Don't be mad but you're anthropocentrist on that way to see it.
That's not my point, now is it? What I said is that I don't think parasites have morals but other animals do. Why is it a big mistake? To prove my point I wouldn't need to prove it in all animals, just one aside from humans.
I really don't see why. It's not a matter of disagreement either. I just literally don't understand where you got that from my comment. Not being sarcastig either. I'd appreciate an explanation.
1) Let's see. Why do I insist on parasits ? Take the ichneumon : a wasp specie "laying" its egg into a living and vivid host. Since this wasp take the burden to approach a living target, not killing it nor stunning it, and putting its egg inside the target's body ; the egg will not be the prey of other insects, as long as the host fights for its survival. In the same time, the egg hatch and the larva begin to eat the host from inside, but keep off from eating organs essential for the host survival. This way the host is still able to move away from its predators and keeps the hosted larva alive in the same time, until the larva have nearly eat all it can of its host and get out of it to the next stage of its development.

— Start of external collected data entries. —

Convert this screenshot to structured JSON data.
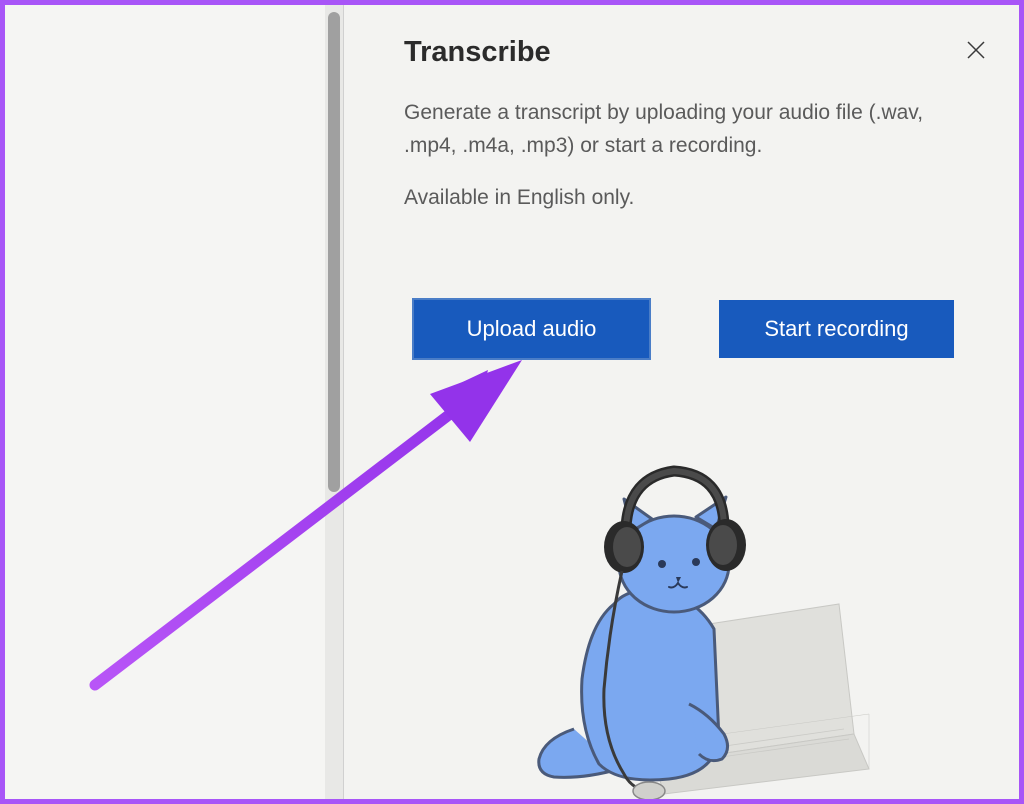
{
  "panel": {
    "title": "Transcribe",
    "description": "Generate a transcript by uploading your audio file (.wav, .mp4, .m4a, .mp3) or start a recording.",
    "subtext": "Available in English only.",
    "upload_label": "Upload audio",
    "record_label": "Start recording"
  }
}
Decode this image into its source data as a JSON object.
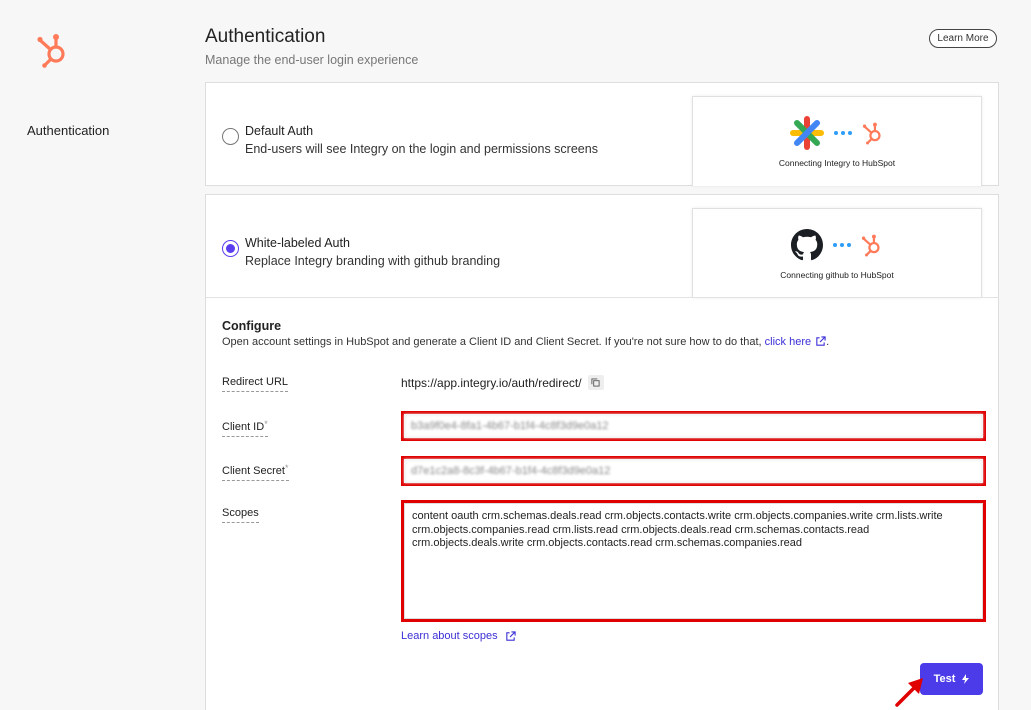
{
  "sidebar": {
    "section_label": "Authentication"
  },
  "header": {
    "title": "Authentication",
    "subtitle": "Manage the end-user login experience",
    "learn_more_label": "Learn More"
  },
  "options": {
    "default": {
      "title": "Default Auth",
      "description": "End-users will see Integry on the login and permissions screens",
      "selected": false,
      "preview_caption": "Connecting Integry to HubSpot"
    },
    "white_labeled": {
      "title": "White-labeled Auth",
      "description": "Replace Integry branding with github branding",
      "selected": true,
      "preview_caption": "Connecting github to HubSpot"
    }
  },
  "configure": {
    "title": "Configure",
    "description": "Open account settings in HubSpot and generate a Client ID and Client Secret. If you're not sure how to do that, ",
    "link_label": "click here",
    "trailing": ".",
    "fields": {
      "redirect_url": {
        "label": "Redirect URL",
        "value": "https://app.integry.io/auth/redirect/"
      },
      "client_id": {
        "label": "Client ID",
        "required_mark": "*",
        "value": "b3a9f0e4-8fa1-4b67-b1f4-4c8f3d9e0a12"
      },
      "client_secret": {
        "label": "Client Secret",
        "required_mark": "*",
        "value": "d7e1c2a8-8c3f-4b67-b1f4-4c8f3d9e0a12"
      },
      "scopes": {
        "label": "Scopes",
        "value": "content oauth crm.schemas.deals.read crm.objects.contacts.write crm.objects.companies.write crm.lists.write crm.objects.companies.read crm.lists.read crm.objects.deals.read crm.schemas.contacts.read crm.objects.deals.write crm.objects.contacts.read crm.schemas.companies.read"
      }
    },
    "scopes_link_label": "Learn about scopes",
    "test_label": "Test"
  },
  "colors": {
    "accent": "#4b3be8",
    "link": "#3b2fd6",
    "highlight": "#e00000",
    "hubspot": "#ff7a59",
    "connector_dots": "#2e9df7"
  },
  "icons": {
    "logo": "hubspot-logo-icon",
    "default_preview": "integry-logo-icon",
    "white_labeled_preview": "github-logo-icon",
    "copy": "copy-icon",
    "external": "external-link-icon",
    "test": "lightning-icon",
    "annotation": "red-arrow-icon"
  }
}
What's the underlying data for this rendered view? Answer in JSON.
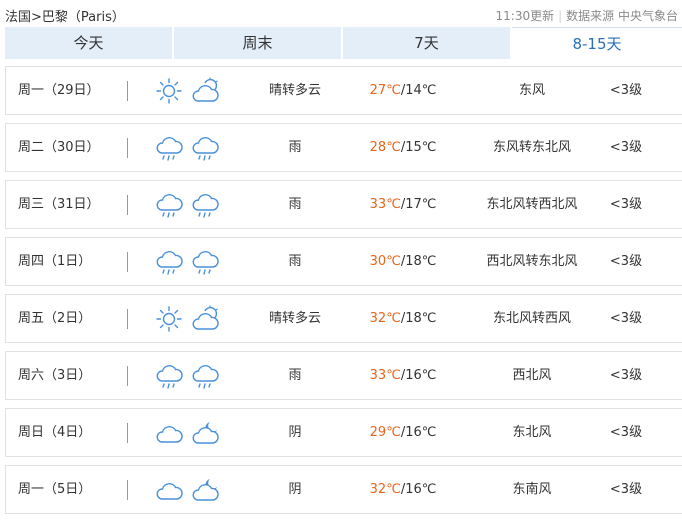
{
  "header": {
    "breadcrumb_country": "法国",
    "breadcrumb_sep": ">",
    "breadcrumb_city": "巴黎（Paris）",
    "updated": "11:30更新",
    "source_label": "数据来源 中央气象台"
  },
  "tabs": [
    {
      "label": "今天",
      "active": false
    },
    {
      "label": "周末",
      "active": false
    },
    {
      "label": "7天",
      "active": false
    },
    {
      "label": "8-15天",
      "active": true
    }
  ],
  "colors": {
    "high_temp": "#e8641a",
    "tab_bg": "#e3eef8",
    "active_tab_text": "#2b6fb6",
    "icon_stroke": "#4a90d9"
  },
  "days": [
    {
      "day": "周一（29日）",
      "icons": [
        "sun-icon",
        "cloud-sun-icon"
      ],
      "desc": "晴转多云",
      "high": "27℃",
      "low": "/14℃",
      "wind": "东风",
      "level": "<3级"
    },
    {
      "day": "周二（30日）",
      "icons": [
        "rain-icon",
        "rain-icon"
      ],
      "desc": "雨",
      "high": "28℃",
      "low": "/15℃",
      "wind": "东风转东北风",
      "level": "<3级"
    },
    {
      "day": "周三（31日）",
      "icons": [
        "rain-icon",
        "rain-icon"
      ],
      "desc": "雨",
      "high": "33℃",
      "low": "/17℃",
      "wind": "东北风转西北风",
      "level": "<3级"
    },
    {
      "day": "周四（1日）",
      "icons": [
        "rain-icon",
        "rain-icon"
      ],
      "desc": "雨",
      "high": "30℃",
      "low": "/18℃",
      "wind": "西北风转东北风",
      "level": "<3级"
    },
    {
      "day": "周五（2日）",
      "icons": [
        "sun-icon",
        "cloud-sun-icon"
      ],
      "desc": "晴转多云",
      "high": "32℃",
      "low": "/18℃",
      "wind": "东北风转西风",
      "level": "<3级"
    },
    {
      "day": "周六（3日）",
      "icons": [
        "rain-icon",
        "rain-icon"
      ],
      "desc": "雨",
      "high": "33℃",
      "low": "/16℃",
      "wind": "西北风",
      "level": "<3级"
    },
    {
      "day": "周日（4日）",
      "icons": [
        "cloud-icon",
        "cloud-moon-icon"
      ],
      "desc": "阴",
      "high": "29℃",
      "low": "/16℃",
      "wind": "东北风",
      "level": "<3级"
    },
    {
      "day": "周一（5日）",
      "icons": [
        "cloud-icon",
        "cloud-moon-icon"
      ],
      "desc": "阴",
      "high": "32℃",
      "low": "/16℃",
      "wind": "东南风",
      "level": "<3级"
    }
  ]
}
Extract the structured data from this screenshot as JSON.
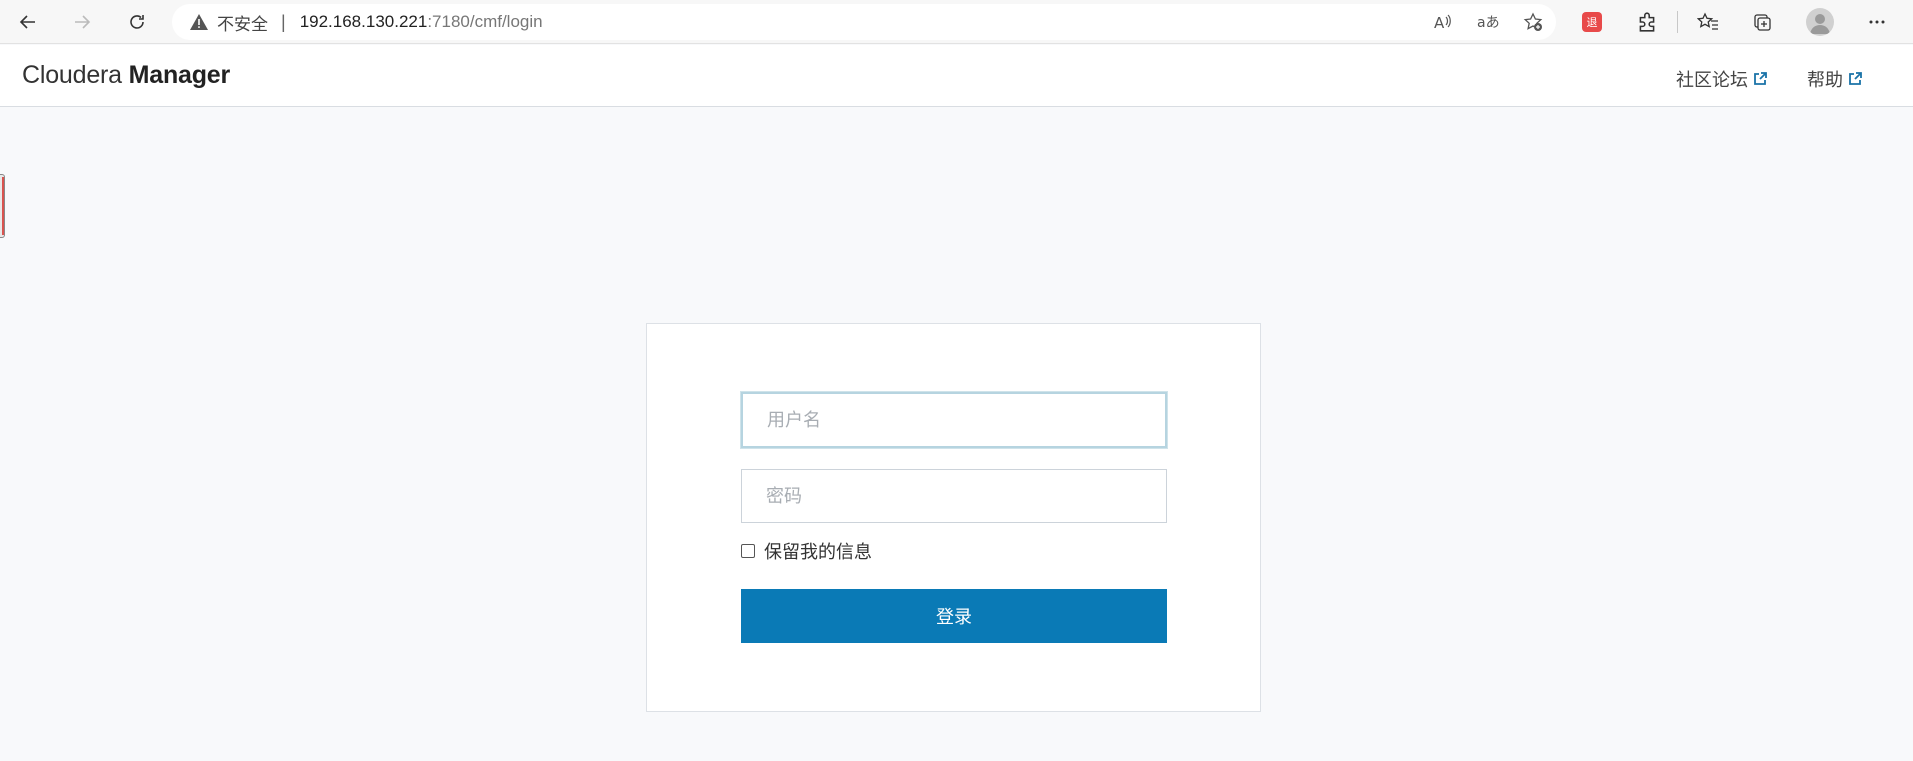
{
  "browser": {
    "security_label": "不安全",
    "url_host": "192.168.130.221",
    "url_rest": ":7180/cmf/login",
    "extension_badge": "退",
    "icons": [
      "back-arrow-icon",
      "forward-arrow-icon",
      "reload-icon",
      "warning-triangle-icon",
      "read-aloud-icon",
      "translate-icon",
      "add-favorite-icon",
      "extension-icon",
      "puzzle-extensions-icon",
      "favorites-icon",
      "collections-icon",
      "profile-avatar-icon",
      "more-menu-icon"
    ]
  },
  "app": {
    "brand_light": "Cloudera",
    "brand_bold": "Manager",
    "links": [
      {
        "label": "社区论坛"
      },
      {
        "label": "帮助"
      }
    ]
  },
  "login": {
    "username_placeholder": "用户名",
    "password_placeholder": "密码",
    "remember_label": "保留我的信息",
    "submit_label": "登录"
  },
  "colors": {
    "primary": "#0a7ab6",
    "page_bg": "#f8f9fb",
    "link_icon": "#1a73a8",
    "badge_red": "#e84a4a"
  }
}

Now try to look it with your moral eyes and tell me what you think.
2) About wolves, lions and such.
When male lions take control of a female group by fighting down some other males, they kill all the cubs so the females get in heat quicker.
When a lambda wolf reach "puberty" in its pack, it's only the (fallible) surveillance of the alpha male what keeps that lambda wolf to impregnate the alpha female, whether this female would be or not its mother. If the lambda wolf is able to chase away or kill the alpha wolf, then it becomes the new alpha wolf and impregnate the female of its choice. Don't even believe the legend of wolves couple fidelity : studies had invalidated it because once all the wolves are grown up in a pack where the alpha male and female have disappeared (meaning none of them had chase away the puberiscent wolves), then those wolves will mate with each other without distinction, until either the pack explode into new groups, or a new alpha couple kill other rivals and eventually their offsprings.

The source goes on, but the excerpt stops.